Francisco Pizarro (circa 1475 - June 26, 1541) was a Spanish conquistador, conqueror of the Tahuantinsuyu and founder of the city of Lima.
Pizarro was born in Trujillo, Extremadura, Spain. He was an illegitimate son of Gonzalo Pizarro, who as colonel of infantry afterwards served in Italy under Gonsalvo de Cordova, and in Navarre, with some distinction.
Of Pizarro's early years hardly anything is known; but he appears to have been poorly cared for, and his education was neglected. Shortly after the news of the discovery of the New World had reached Spain he was in Seville, he sailed to the New World in 1509 and took part in various Spanish missions of exploration and conquest. He is heard of in 1510 as having taken part in an expedition from Hispaniola to Urab under Alonzo de Ojeda, by whom he was entrusted with the charge of the unfortunate settlement at San Sebastian.
He accompanied Vasco Núñez de Balboa (whom he afterwards helped to bring to the block) in the discovery of the Pacific; and under Pedrarias d'Avila he received a repartimento, and became a cattle-farmer at Panama. Here in 1522 he entered into a partnership with a priest named Hernando de Luque, and a soldier named Diego de Almagro, for purposes of exploration and conquest towards the south.

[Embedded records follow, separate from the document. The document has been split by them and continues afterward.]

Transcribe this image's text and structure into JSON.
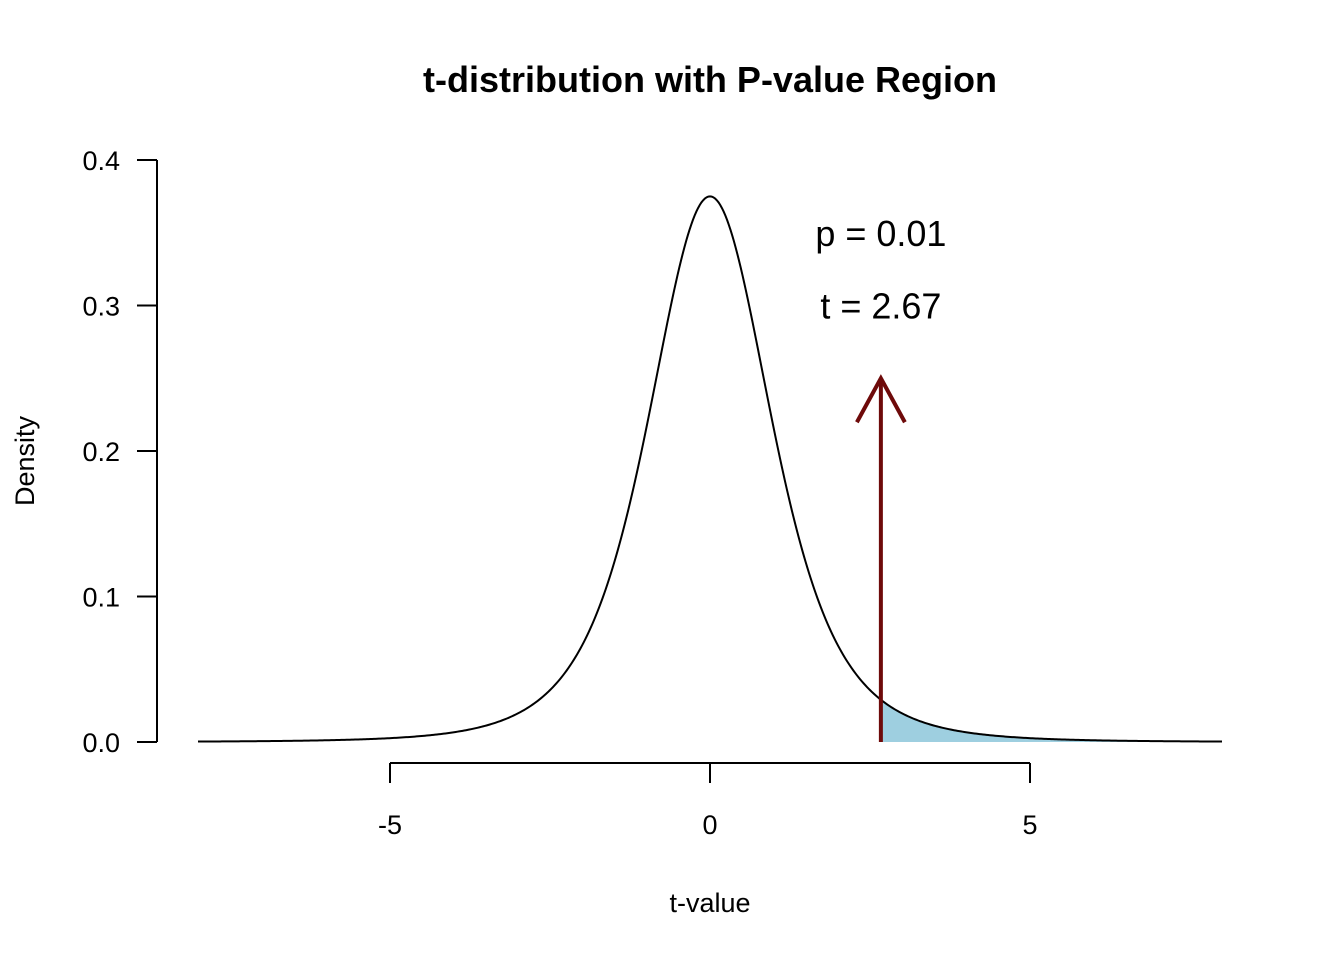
{
  "chart_data": {
    "type": "area",
    "title": "t-distribution with P-value Region",
    "xlabel": "t-value",
    "ylabel": "Density",
    "xlim": [
      -8,
      8
    ],
    "ylim": [
      0,
      0.4
    ],
    "x_ticks": [
      -5,
      0,
      5
    ],
    "y_ticks": [
      0.0,
      0.1,
      0.2,
      0.3,
      0.4
    ],
    "x_tick_labels": [
      "-5",
      "0",
      "5"
    ],
    "y_tick_labels": [
      "0.0",
      "0.1",
      "0.2",
      "0.3",
      "0.4"
    ],
    "grid": false,
    "series": [
      {
        "type": "line",
        "distribution": "t",
        "df": 4,
        "x_range": [
          -8,
          8
        ],
        "color": "#000000",
        "peak": 0.375
      },
      {
        "type": "area",
        "shaded_from": 2.67,
        "shaded_to": 8,
        "color": "#9ecfe0"
      }
    ],
    "arrow": {
      "x": 2.67,
      "y_start": 0,
      "y_end": 0.25,
      "color": "#6e0a0a"
    },
    "annotations": [
      {
        "text": "p = 0.01",
        "x": 2.67,
        "y": 0.35
      },
      {
        "text": "t = 2.67",
        "x": 2.67,
        "y": 0.3
      }
    ]
  }
}
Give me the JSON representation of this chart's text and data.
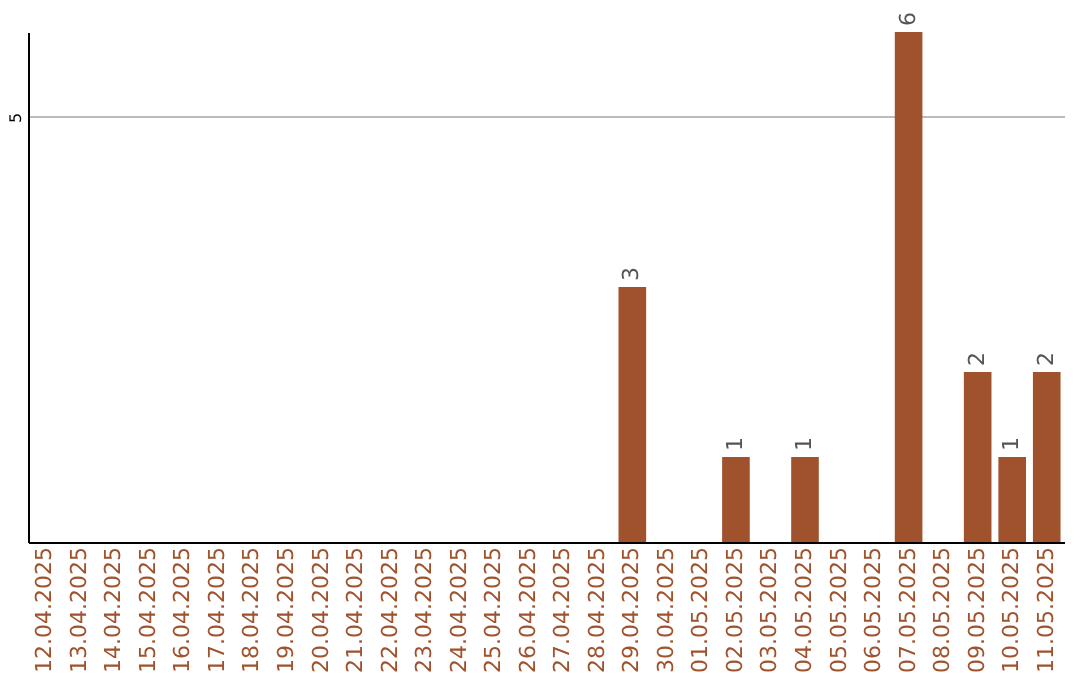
{
  "chart_data": {
    "type": "bar",
    "categories": [
      "12.04.2025",
      "13.04.2025",
      "14.04.2025",
      "15.04.2025",
      "16.04.2025",
      "17.04.2025",
      "18.04.2025",
      "19.04.2025",
      "20.04.2025",
      "21.04.2025",
      "22.04.2025",
      "23.04.2025",
      "24.04.2025",
      "25.04.2025",
      "26.04.2025",
      "27.04.2025",
      "28.04.2025",
      "29.04.2025",
      "30.04.2025",
      "01.05.2025",
      "02.05.2025",
      "03.05.2025",
      "04.05.2025",
      "05.05.2025",
      "06.05.2025",
      "07.05.2025",
      "08.05.2025",
      "09.05.2025",
      "10.05.2025",
      "11.05.2025"
    ],
    "values": [
      null,
      null,
      null,
      null,
      null,
      null,
      null,
      null,
      null,
      null,
      null,
      null,
      null,
      null,
      null,
      null,
      null,
      3,
      null,
      null,
      1,
      null,
      1,
      null,
      null,
      6,
      null,
      2,
      1,
      2
    ],
    "color": "#a0522d",
    "ylim": [
      0,
      6
    ],
    "yticks": [
      5
    ],
    "grid": "y",
    "data_labels": true
  }
}
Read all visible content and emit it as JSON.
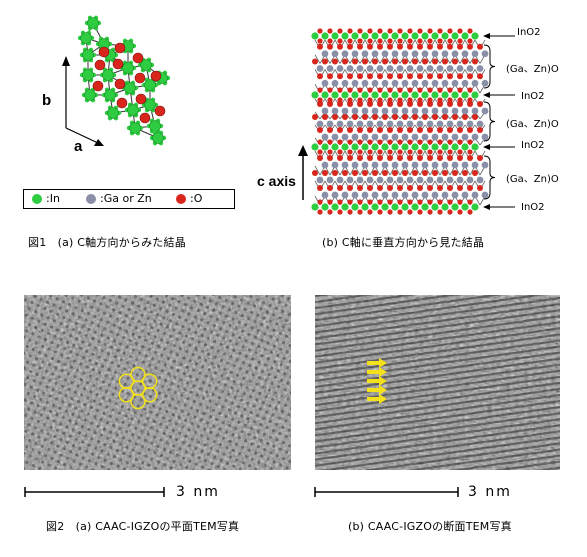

Pizarro, Almagro and Luque afterwards renewed their compact in a more solemn and explicit manner, agreeing to conquer and divide equally among themselves the opulent empire they hoped to reach. Explorations were then undertaken down the west coast of South America, in which Pizarro, though left for months with but thirteen followers on a small island without ship or stores, persisted till he had coasted as far as about 9 S. and obtained distinct accounts of the Peruvian Empire.
The governor of Panama showing little disposition to encourage the adventurers, Pizarro resolved to apply to the sovereign in person for help, and with this object sailed from Panama for Spain in the spring of 1528, reaching Seville in early summer. Charles V was won over and on July 26, 1529 executed at Toledo the famous capitulation, by which Pizarro was upon certain conditions made governor and captain-general of the province of New Castile for the distance of 200 leagues along the newly discovered coast, and invested with all the authority and prerogatives of a viceroy, his associates being left in wholly secondary positions. One of the conditions of the grant was that within six months Pizarro should raise a sufficiently equipped force of two hundred and fifty men, of whom one hundred might be drawn from the colonies; as he could not make up his due complement he sailed clandestinely from San Lucar in January 1530.
Pizarro's coffin in the Lima cathedral
He was afterwards joined by his brother Hernando with the remaining vessels, and when the expedition left Panama in January of the following year it numbered three ships, one hundred and eighty men, and twenty-seven horses.
Conquest of Peru
Main article: Spanish conquest of Peru
On November 16, 1532, Pizarro, with his small force, came to Cajamarca where he invited the Inca Atahuallpa to leave his army in the field and join him in for a dinner in his honor. He then killed Atahuallpa's 12 man honor guard and took Atahuallpa himself captive. A year later Pizarro invaded Cuzco with indigenous troops and brought down the Tahuantinsuyu empire.
As he thought the Inca capital of Cuzco was too far up in the mountains and far from the sea to serve as the Spanish capital of Peru, Pizarro founded the city of Lima on January 15, 1535.
After the final effort of the Inca to recover Cuzco had been defeated by Almagro, a dispute occurred between him and Pizarro respecting the limits of their jurisdiction. This led to battle; Almagro was defeated at the City of Ute (1538) and executed; but his supporters conspired, and assassinated Pizarro on June 26, 1541.